5 Most Popular Posts: December 2018

  1. Michael Landweber’s review of The Cabin at the End of the World by Paul Tremblay (William Morrow). “Andrew thinks he recognizes one of the intruders from a violent incident in his past, suggesting this whole episode is driven by homophobia, but Eric has trouble seeing the resemblance. At another time, Eric sees a ghostly figure in the room, but it might just be a symptom of the concussion he suffered during an altercation with the intruders. The world around the cabin steadily darkens: Are these normal storm clouds or the first sign of the apocalypse?”

  2. Agents Attending the 2019 Washington Writers Conference. We published the bios of the 16 industry pros coming to our May event, and hundreds of readers logged in to learn all about them. (Could this be the year you finally land an agent for your book project? Click here to register now!)

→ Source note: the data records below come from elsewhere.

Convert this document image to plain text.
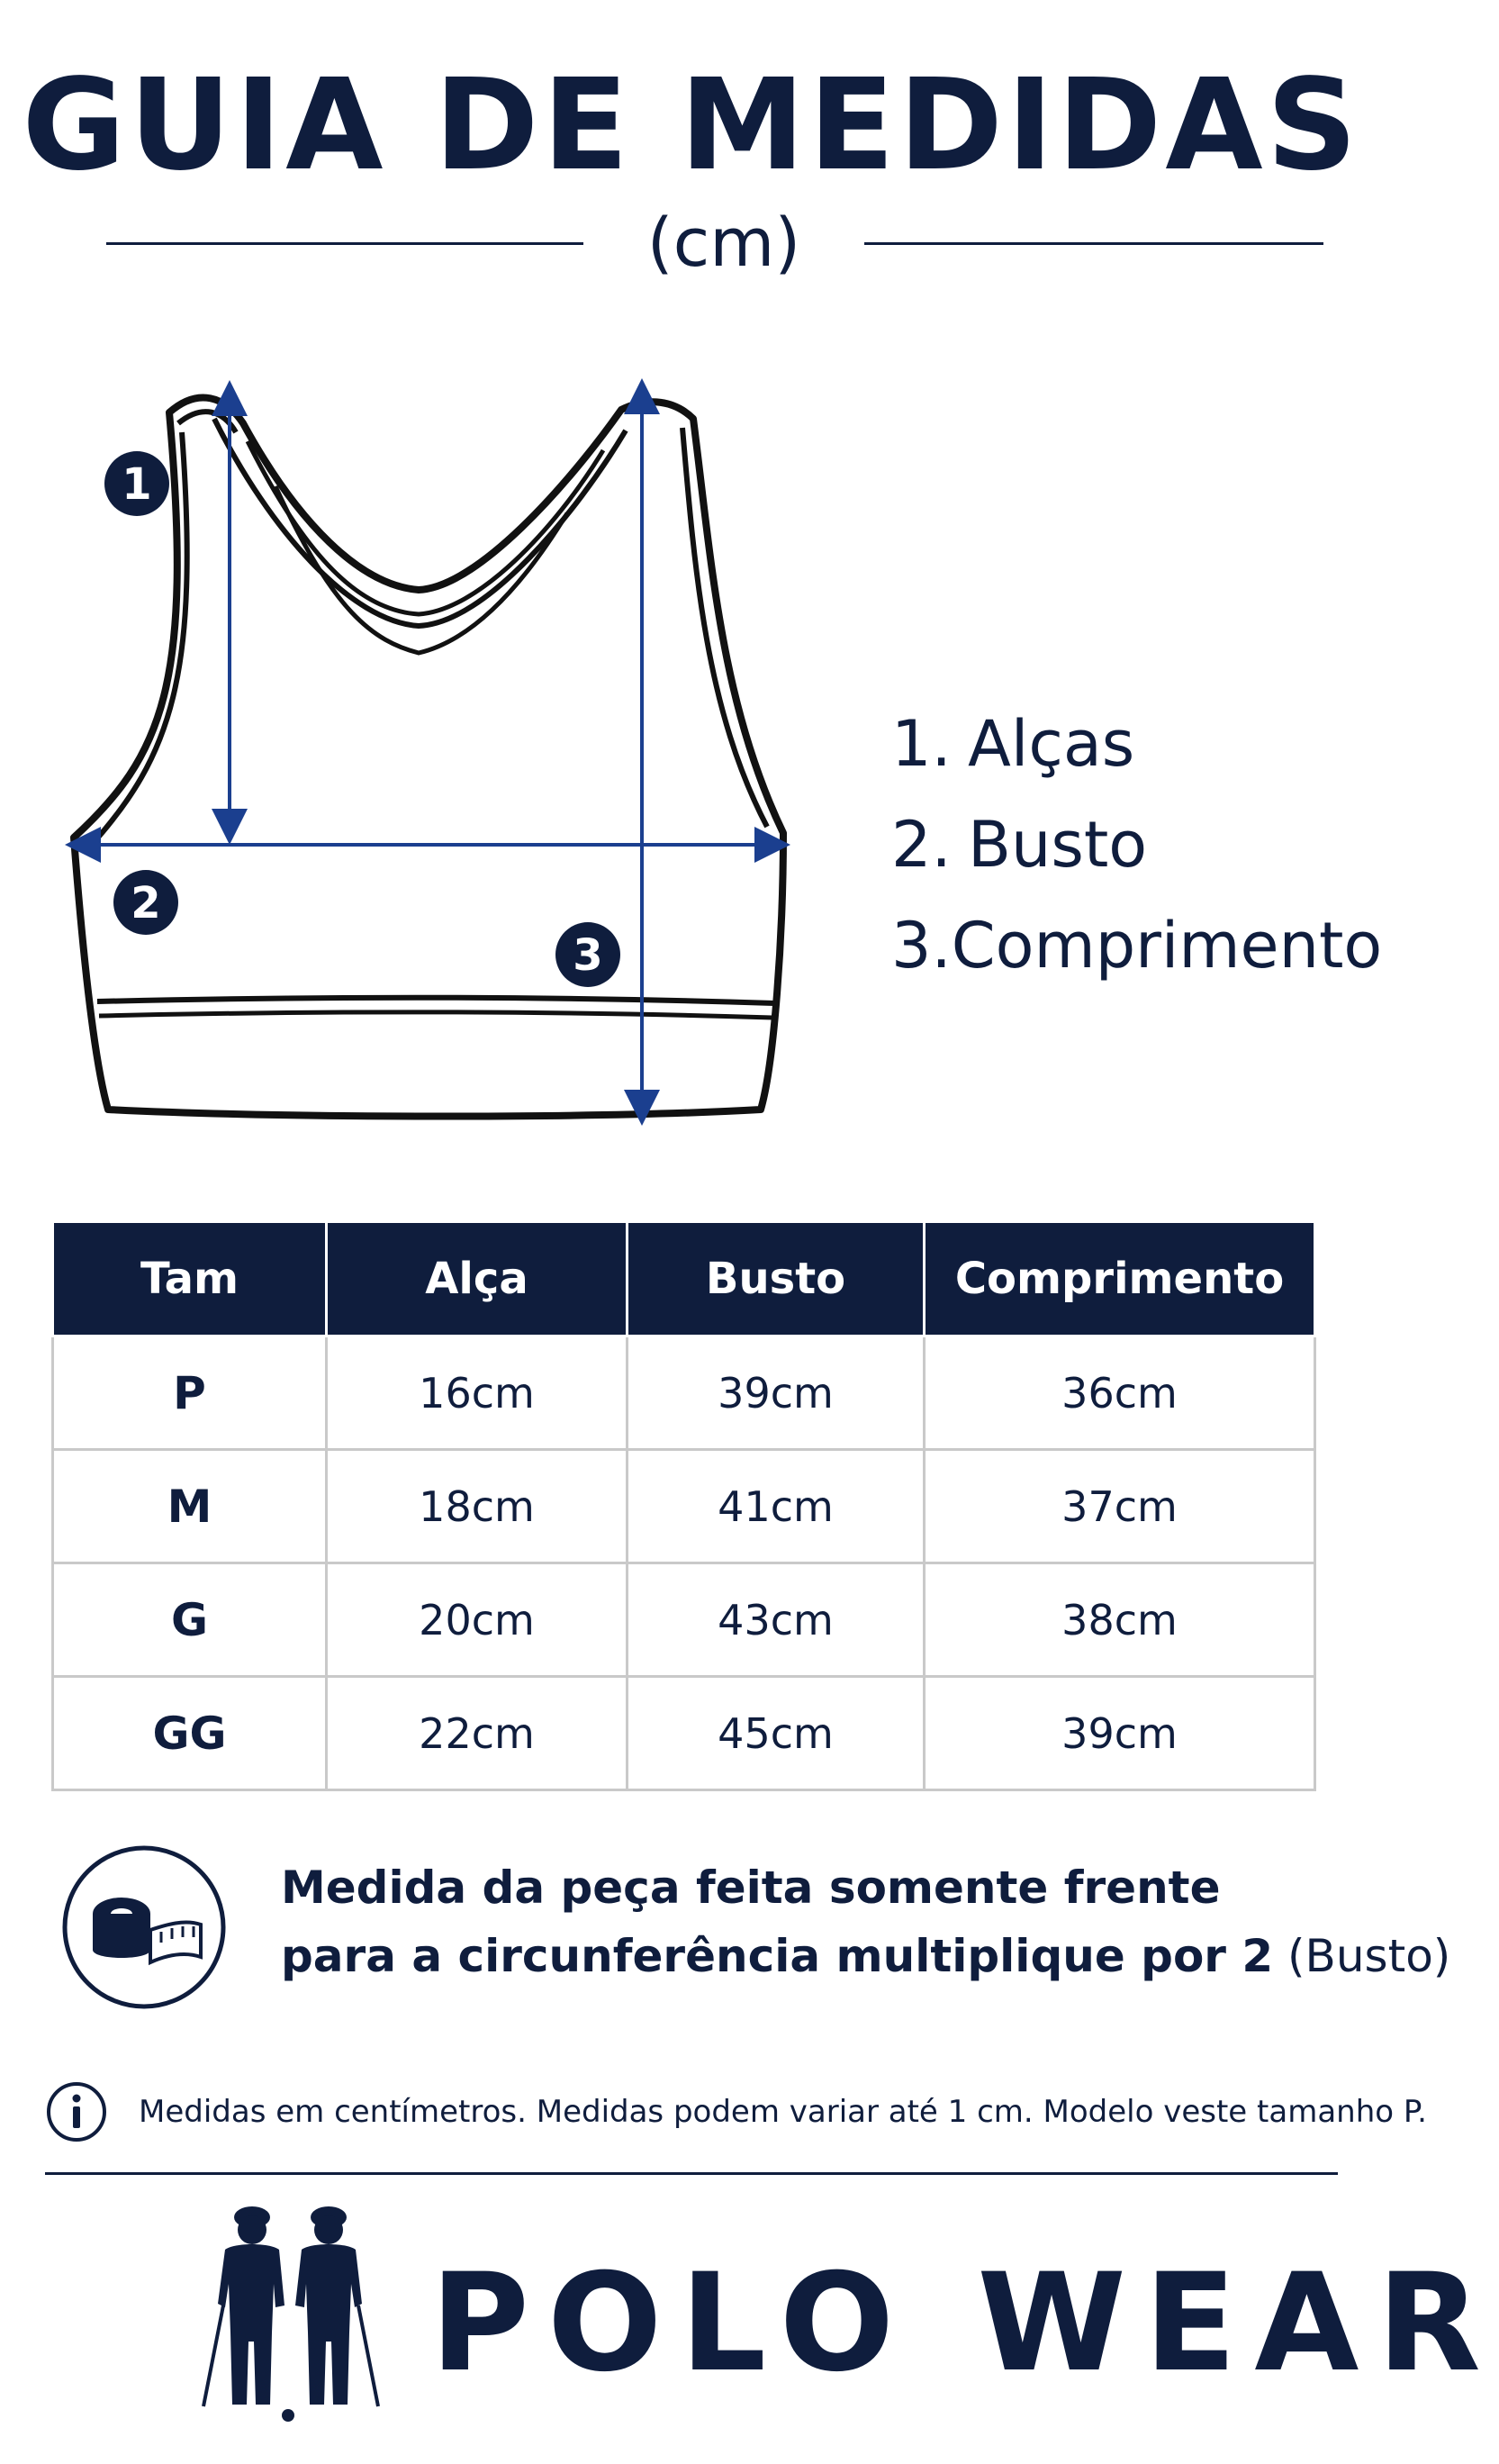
GUIA DE MEDIDAS
(cm)
1
2
3
1. Alças
2. Busto
3. Comprimento
Tam	Alça	Busto	Comprimento
P	16cm	39cm	36cm
M	18cm	41cm	37cm
G	20cm	43cm	38cm
GG	22cm	45cm	39cm
Medida da peça feita somente frente
para a circunferência multiplique por 2 (Busto)
Medidas em centímetros. Medidas podem variar até 1 cm. Modelo veste tamanho P.
POLO WEAR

  3. Peter G. Pollak’s review of The Anomaly by Michael Rutger (Grand Central Publishing). “Protagonist Nolan Moore is a failed screenwriter turned would-be Indiana Jones whose ambition is to take his online treasure-hunting show to television…His record of failures, however, is about to end when his crew enters the Grand Canyon seeking the entrance to a cavern that reportedly houses relics found nowhere else on earth. Moore’s source is a set of century-old explorer’s notes that no subsequent searchers have been able to replicate.” [Editor’s note: Two not-so-new horror reviews made the top five? It’s almost like folks were seeking a fictional dystopia to help escape the real one…] 

  4. “9 Books Perfect for Gifting.” This handy shopping list from Shannon Morgan and her fellow booksellers at Frederick, MD-based indie Curious Iguana arrived in the nick of time — about a week before Christmas.

  5. Larry Matthews’ review of Why Learn History (When It’s Already on Your Phone) by Sam Wineburg (University of Chicago Press). “Wineburg offers examples of the struggle to present history as fact and to engage students in the search for context. One method he suggests is to move away from textbooks to original documents written by contemporaries of the time being studied; this brings the student closer to the historical time period and moves the teaching away from the dry text being explained by a teacher standing in front of a group. Thus, history becomes more tangible.”